Ans. On one level, woman in the media discourse is constituted as the other of man—the “national
hero,” the guardian of national and ideological frontiers, the provider of subsistence, and so on. In
each case, the superior meaning is ascribed to the other of woman, thus relegating her to an inferior
status. On the other level, a binary relationship is created at the intrawoman level, i.e., between the
“good” and the bad woman; between what Hafeez (1981: 224) terms as chiragh e khana (literally
“lamp of the home”) and shama e mehfil (literally, “party illumination”). Here, once again, the first of
the two terms in the binary is accorded superiority over the latter.

In literature, the characterization of women, such as by Akbar Illahabadi in poetry and Deputy Nazir
Ahmad in prose, creates the good woman/bad woman binary.
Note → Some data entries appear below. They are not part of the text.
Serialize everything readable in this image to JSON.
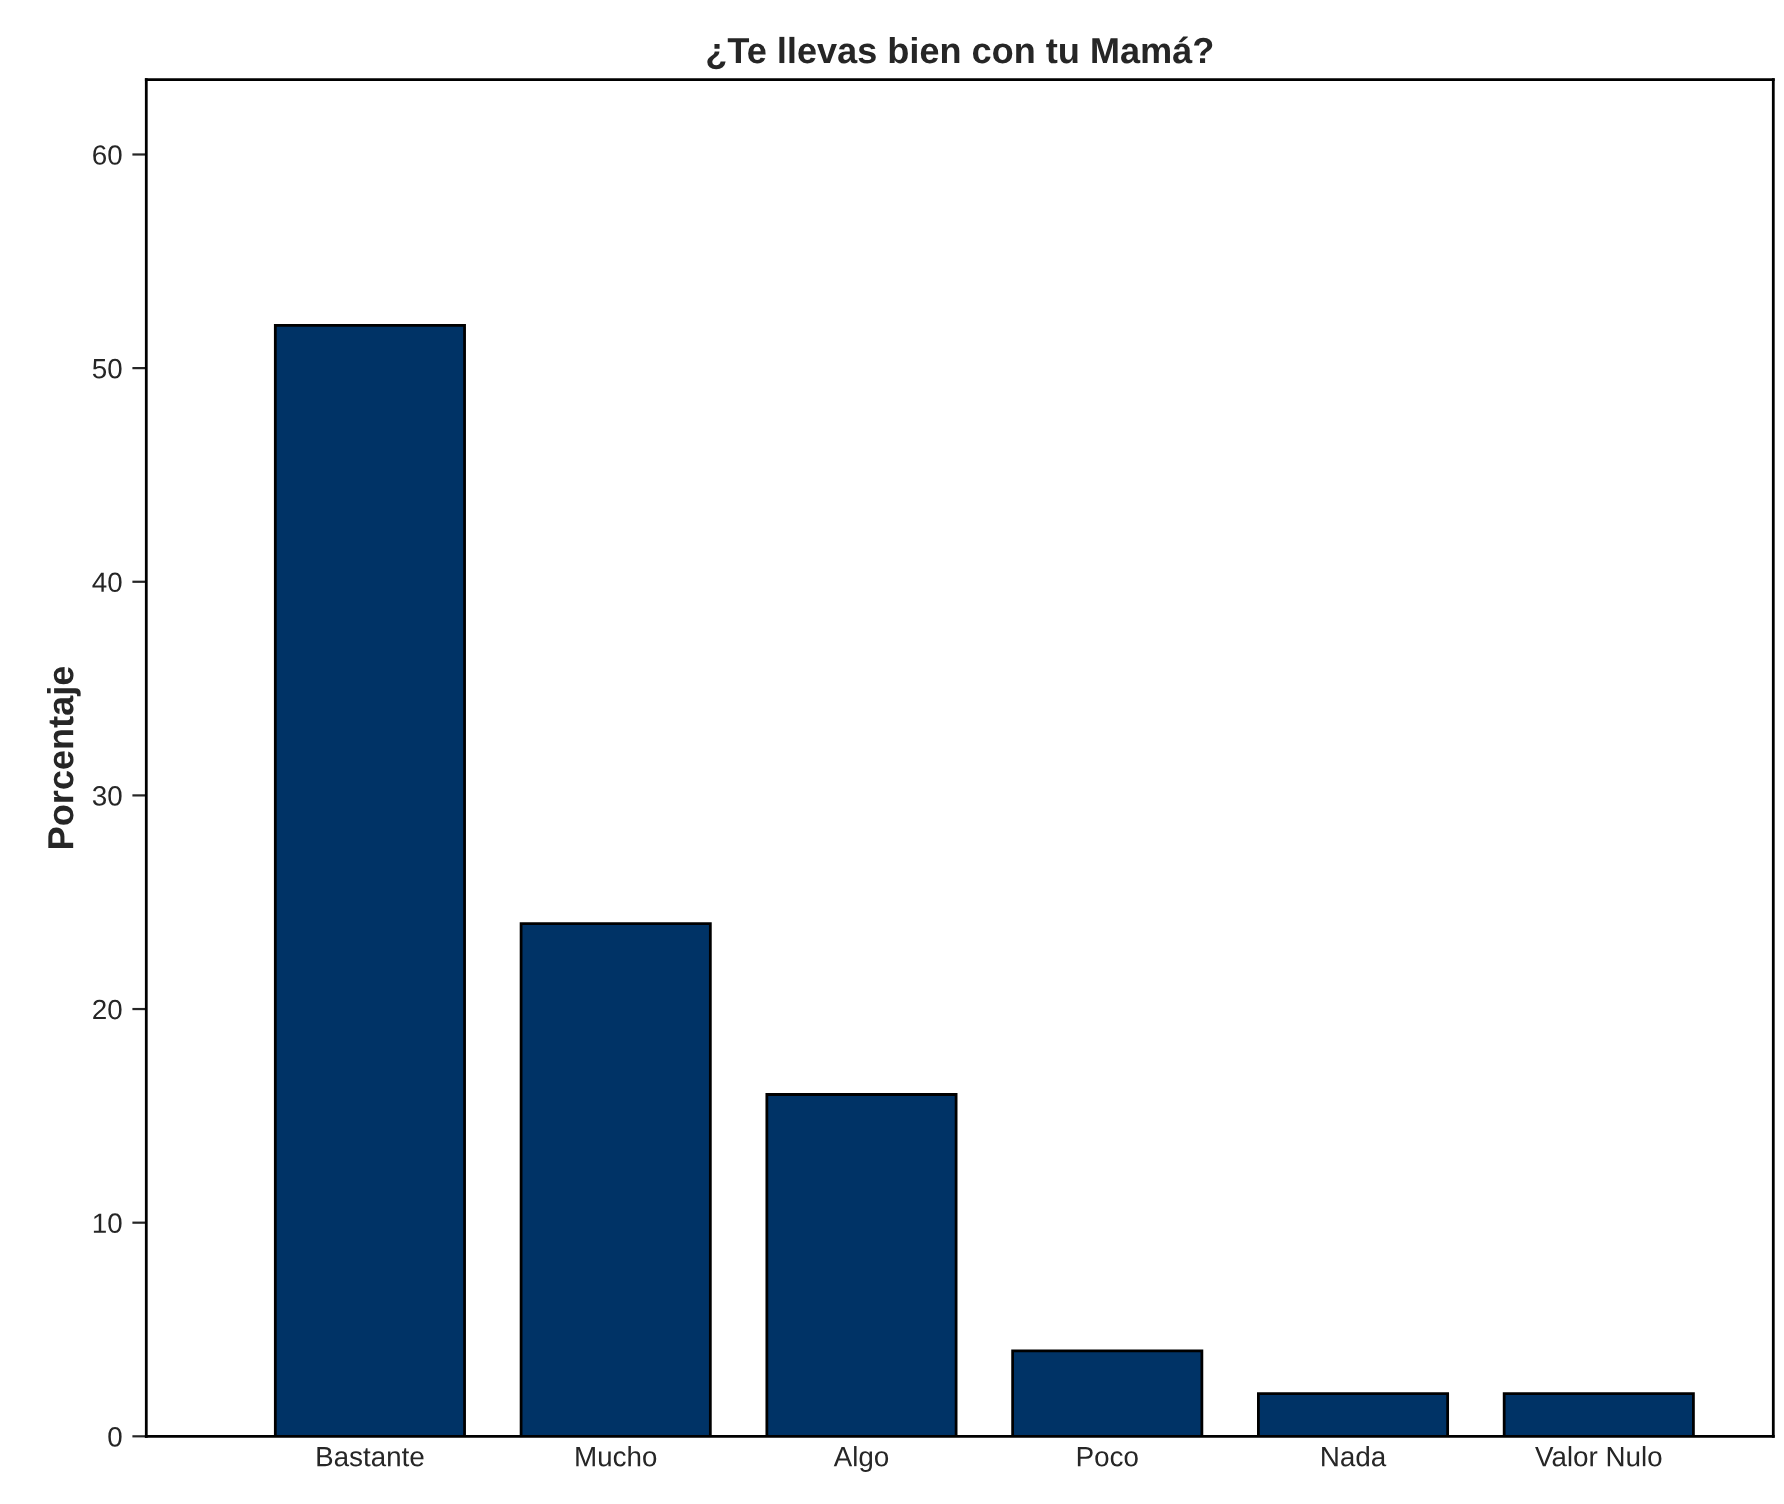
{
  "chart_data": {
    "type": "bar",
    "title": "¿Te llevas bien con tu Mamá?",
    "ylabel": "Porcentaje",
    "categories": [
      "Bastante",
      "Mucho",
      "Algo",
      "Poco",
      "Nada",
      "Valor Nulo"
    ],
    "values": [
      52,
      24,
      16,
      4,
      2,
      2
    ],
    "color": "#003366",
    "ylim": [
      0,
      63.5
    ],
    "yticks": [
      0,
      10,
      20,
      30,
      40,
      50,
      60
    ],
    "grid": false
  }
}
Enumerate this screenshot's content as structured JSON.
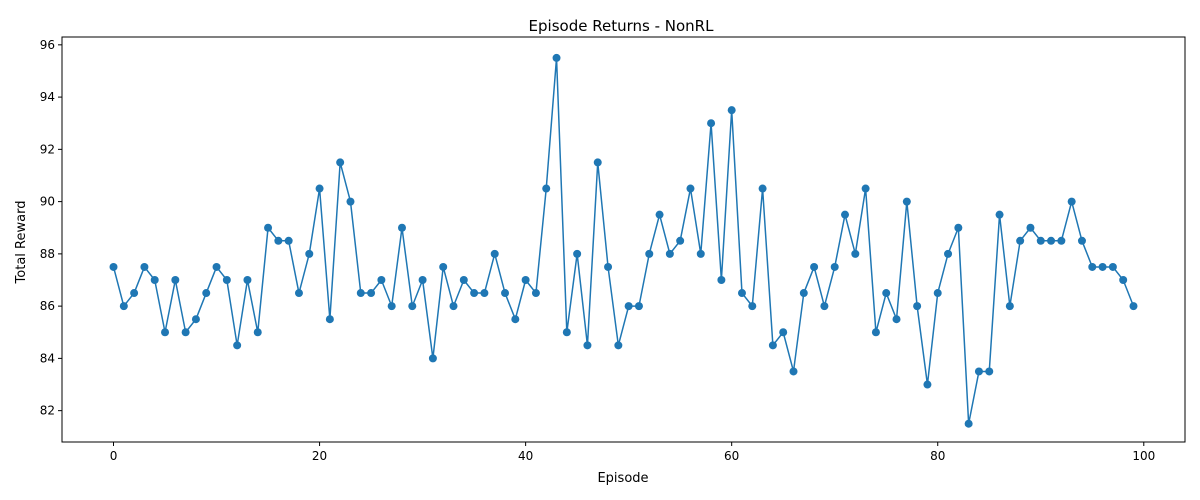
{
  "chart_data": {
    "type": "line",
    "title": "Episode Returns - NonRL",
    "xlabel": "Episode",
    "ylabel": "Total Reward",
    "xlim": [
      -5,
      104
    ],
    "ylim": [
      80.8,
      96.3
    ],
    "xticks": [
      0,
      20,
      40,
      60,
      80,
      100
    ],
    "yticks": [
      82,
      84,
      86,
      88,
      90,
      92,
      94,
      96
    ],
    "grid": false,
    "series": [
      {
        "color": "#1f77b4",
        "marker": "circle",
        "x": [
          0,
          1,
          2,
          3,
          4,
          5,
          6,
          7,
          8,
          9,
          10,
          11,
          12,
          13,
          14,
          15,
          16,
          17,
          18,
          19,
          20,
          21,
          22,
          23,
          24,
          25,
          26,
          27,
          28,
          29,
          30,
          31,
          32,
          33,
          34,
          35,
          36,
          37,
          38,
          39,
          40,
          41,
          42,
          43,
          44,
          45,
          46,
          47,
          48,
          49,
          50,
          51,
          52,
          53,
          54,
          55,
          56,
          57,
          58,
          59,
          60,
          61,
          62,
          63,
          64,
          65,
          66,
          67,
          68,
          69,
          70,
          71,
          72,
          73,
          74,
          75,
          76,
          77,
          78,
          79,
          80,
          81,
          82,
          83,
          84,
          85,
          86,
          87,
          88,
          89,
          90,
          91,
          92,
          93,
          94,
          95,
          96,
          97,
          98,
          99
        ],
        "values": [
          87.5,
          86,
          86.5,
          87.5,
          87,
          85,
          87,
          85,
          85.5,
          86.5,
          87.5,
          87,
          84.5,
          87,
          85,
          89,
          88.5,
          88.5,
          86.5,
          88,
          90.5,
          85.5,
          91.5,
          90,
          86.5,
          86.5,
          87,
          86,
          89,
          86,
          87,
          84,
          87.5,
          86,
          87,
          86.5,
          86.5,
          88,
          86.5,
          85.5,
          87,
          86.5,
          90.5,
          95.5,
          85,
          88,
          84.5,
          91.5,
          87.5,
          84.5,
          86,
          86,
          88,
          89.5,
          88,
          88.5,
          90.5,
          88,
          93,
          87,
          93.5,
          86.5,
          86,
          90.5,
          84.5,
          85,
          83.5,
          86.5,
          87.5,
          86,
          87.5,
          89.5,
          88,
          90.5,
          85,
          86.5,
          85.5,
          90,
          86,
          83,
          86.5,
          88,
          89,
          81.5,
          83.5,
          83.5,
          89.5,
          86,
          88.5,
          89,
          88.5,
          88.5,
          88.5,
          90,
          88.5,
          87.5,
          87.5,
          87.5,
          87,
          86
        ]
      }
    ]
  }
}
First, a different genre of texts started to displace the earlier media texts. Playwrights such as the
husband and wife team of Ashfaq Ahmad and Bano Qudsia, with their very fatalistic view of self and
society, started to occupy more and more space on the airwaves. On the other hand, plays that
projected the feudal culture also began to be aired. Together these texts conveyed an image of the
society that was fatalistic as well as traditional. In doing so they portrayed the image of women in
essentialist terms. Hussain and Shah’s survey of programming during this time included the following
essentialist categories in which good women were portrayed: self-sacrificing, self-abnegating,
virtuous, domesticated, mother, daughter, sister, honest in poverty, loyal, religious, emotional,
irrational. (1991: 169–73). Anyone outside these categories was a bad woman.

The second important way in which the media discourse engages in a meaning fixation exercise is
what I term the hyperreality of the sermon. Religious scholars do not confine themselves to
addressing captive gatherings of men (in the mosque): their message is now beamed right into the
living room (Dr. Israr Ahmad). It was not that ulema had never before been featured on the
television, but the message that was beamed into the living rooms was different. On women, his
stated position was that all working women should be retired and pensioned and that women
should not be allowed to go out of the house except in emergencies.